Abortion is a topic replete with conflict. This conflict is the very reason it is so distressing, for it prevents us from determining a comfortable solution. Tisdale makes it very clear through her use of paradox, point of view, and extended metaphor that abortion is not an easy way out. She effectively implements these literary devices to convince her audience of the struggle surrounding this choice, and the sting connected with any resolution. Abortion is merciful and yet terrible. It cannot be labeled all good or all bad. Where black and white flushes scarlet, abortion can be found. This depiction is unclear, but realistic. Tisdale encourages us to accept that abortion is a confusing and painful subject, but deal with it anyway. In her final statement, Sallie Tisdale says resignedly, “I imagine a world where this won’t be necessary, and then return to the world where it is.”

6 comments:

  1. I like how you mentioned the use of paradox. It is certainly present, and hasn't been mentioned by anyone else as far as I've read. I'm also impressed by your use of tense in your analysis. And I like how you pointed out the metaphor of the broken promise. Heck, I love this entire thing. You are an astounding writer with unique perspectives.

    ReplyDelete
  2. Rosalind your paper is fantastic! I love that you took the critiques from the class and used them to your advantage. Great writing and great points. Love it! :)

    ReplyDelete
  3. I loved the changes you made to your paper from our comments in class, it really cleaned it up. The title change is magnificent; there is a lot more meaning and interpretation around it.

    A few comments:

    1) One thing I would mention, is that it is still a little repetitive. For example, "merciful violence, kindness and cruelty" you coild have just left it as "merciful violence", rather than pretty much saying the same thing again right afterward.

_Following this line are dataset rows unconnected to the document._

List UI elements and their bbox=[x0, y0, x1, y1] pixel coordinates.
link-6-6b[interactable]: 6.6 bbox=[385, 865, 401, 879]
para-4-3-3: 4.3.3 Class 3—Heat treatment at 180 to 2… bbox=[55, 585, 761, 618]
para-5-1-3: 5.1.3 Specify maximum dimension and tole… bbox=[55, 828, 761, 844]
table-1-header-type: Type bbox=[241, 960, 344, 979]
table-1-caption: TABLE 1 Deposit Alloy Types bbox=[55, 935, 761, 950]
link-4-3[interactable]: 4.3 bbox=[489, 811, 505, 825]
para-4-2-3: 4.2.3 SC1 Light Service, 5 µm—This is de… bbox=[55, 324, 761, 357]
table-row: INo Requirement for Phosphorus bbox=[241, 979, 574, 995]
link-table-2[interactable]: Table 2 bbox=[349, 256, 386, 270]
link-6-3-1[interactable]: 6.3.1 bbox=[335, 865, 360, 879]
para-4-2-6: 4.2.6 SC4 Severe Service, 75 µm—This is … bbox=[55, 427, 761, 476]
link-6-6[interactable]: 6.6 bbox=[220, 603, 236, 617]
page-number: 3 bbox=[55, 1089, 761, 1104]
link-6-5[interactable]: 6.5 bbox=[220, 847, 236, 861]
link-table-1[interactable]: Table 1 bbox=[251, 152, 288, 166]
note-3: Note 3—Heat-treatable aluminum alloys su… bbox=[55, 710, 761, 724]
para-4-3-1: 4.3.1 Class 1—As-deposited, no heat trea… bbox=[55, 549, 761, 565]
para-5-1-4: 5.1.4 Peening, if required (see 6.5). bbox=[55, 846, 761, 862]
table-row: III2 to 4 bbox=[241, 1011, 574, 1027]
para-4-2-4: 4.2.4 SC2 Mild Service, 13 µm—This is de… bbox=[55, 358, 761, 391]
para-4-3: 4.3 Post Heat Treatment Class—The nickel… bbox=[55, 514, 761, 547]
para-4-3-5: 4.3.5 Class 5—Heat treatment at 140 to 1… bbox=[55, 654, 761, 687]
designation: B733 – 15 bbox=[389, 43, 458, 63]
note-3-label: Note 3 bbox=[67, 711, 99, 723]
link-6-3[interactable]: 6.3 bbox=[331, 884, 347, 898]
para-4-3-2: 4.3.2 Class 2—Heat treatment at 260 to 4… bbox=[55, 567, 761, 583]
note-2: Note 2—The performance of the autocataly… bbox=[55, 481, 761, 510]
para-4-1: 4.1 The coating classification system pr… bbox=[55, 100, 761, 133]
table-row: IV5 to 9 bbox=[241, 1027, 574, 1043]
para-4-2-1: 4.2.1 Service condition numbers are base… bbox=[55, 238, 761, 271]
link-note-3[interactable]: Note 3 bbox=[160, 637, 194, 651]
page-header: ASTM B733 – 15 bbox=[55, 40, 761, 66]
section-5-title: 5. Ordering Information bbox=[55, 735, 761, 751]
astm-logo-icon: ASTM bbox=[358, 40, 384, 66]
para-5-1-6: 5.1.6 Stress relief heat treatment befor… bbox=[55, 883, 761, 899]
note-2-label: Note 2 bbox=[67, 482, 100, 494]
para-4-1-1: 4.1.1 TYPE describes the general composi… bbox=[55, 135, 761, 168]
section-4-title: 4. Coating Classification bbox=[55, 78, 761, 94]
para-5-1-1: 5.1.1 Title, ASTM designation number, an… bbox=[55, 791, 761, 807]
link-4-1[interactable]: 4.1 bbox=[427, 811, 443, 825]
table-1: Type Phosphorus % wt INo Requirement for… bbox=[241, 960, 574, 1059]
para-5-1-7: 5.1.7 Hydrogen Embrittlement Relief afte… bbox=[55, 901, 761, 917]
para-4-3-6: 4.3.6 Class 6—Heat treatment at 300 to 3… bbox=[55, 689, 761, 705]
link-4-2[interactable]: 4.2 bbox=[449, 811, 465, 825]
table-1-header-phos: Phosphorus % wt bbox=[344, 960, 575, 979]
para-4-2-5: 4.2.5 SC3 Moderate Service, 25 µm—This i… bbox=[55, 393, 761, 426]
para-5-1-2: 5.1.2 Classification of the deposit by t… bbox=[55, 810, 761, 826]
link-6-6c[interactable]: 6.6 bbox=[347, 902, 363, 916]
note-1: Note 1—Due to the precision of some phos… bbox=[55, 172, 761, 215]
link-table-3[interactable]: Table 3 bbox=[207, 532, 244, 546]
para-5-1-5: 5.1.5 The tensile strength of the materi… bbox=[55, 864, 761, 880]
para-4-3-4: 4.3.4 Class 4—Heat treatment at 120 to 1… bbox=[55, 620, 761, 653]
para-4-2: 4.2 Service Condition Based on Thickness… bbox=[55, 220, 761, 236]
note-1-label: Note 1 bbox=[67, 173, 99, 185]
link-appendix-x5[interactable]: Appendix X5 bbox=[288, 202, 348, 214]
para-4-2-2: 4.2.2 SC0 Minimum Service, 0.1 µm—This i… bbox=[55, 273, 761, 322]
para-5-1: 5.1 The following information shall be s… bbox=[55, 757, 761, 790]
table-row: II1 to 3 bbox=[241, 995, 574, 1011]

    2) I don't like the sentence "There is only sorrow" in the first sentence. It seems misplaced, or it somehow got through from your first draft to this final one. I don't know, just sort of misfit.

    3) I'm a little leary on your tense argument. She does write in present tense at times, but the essay in general is past tense. You make it sound as if it is constantly in present tense.


    Anyway, great paper! Seriously, awesome! Great perspective.

    ReplyDelete
  4. thanks for your comments everyone!! ...but I'm pretty sure that Tisdale is consistent with her choice of tense. She is a very good writer, she wouldn't hop from tense to tense in her work. She uses the present tense consistently in her piece, even if she is referring to things that HAPPENED in the past.

    ReplyDelete
  5. I got insight of whole essay in very short time. Thanks alot...

    ReplyDelete
  6. I liked the entire because it not only gives what the essay is about, what the author's perspectives and what I loved more the way you have talked the uses of tenses in this essay. This makes it easier to grasp the essay still better.Thank you.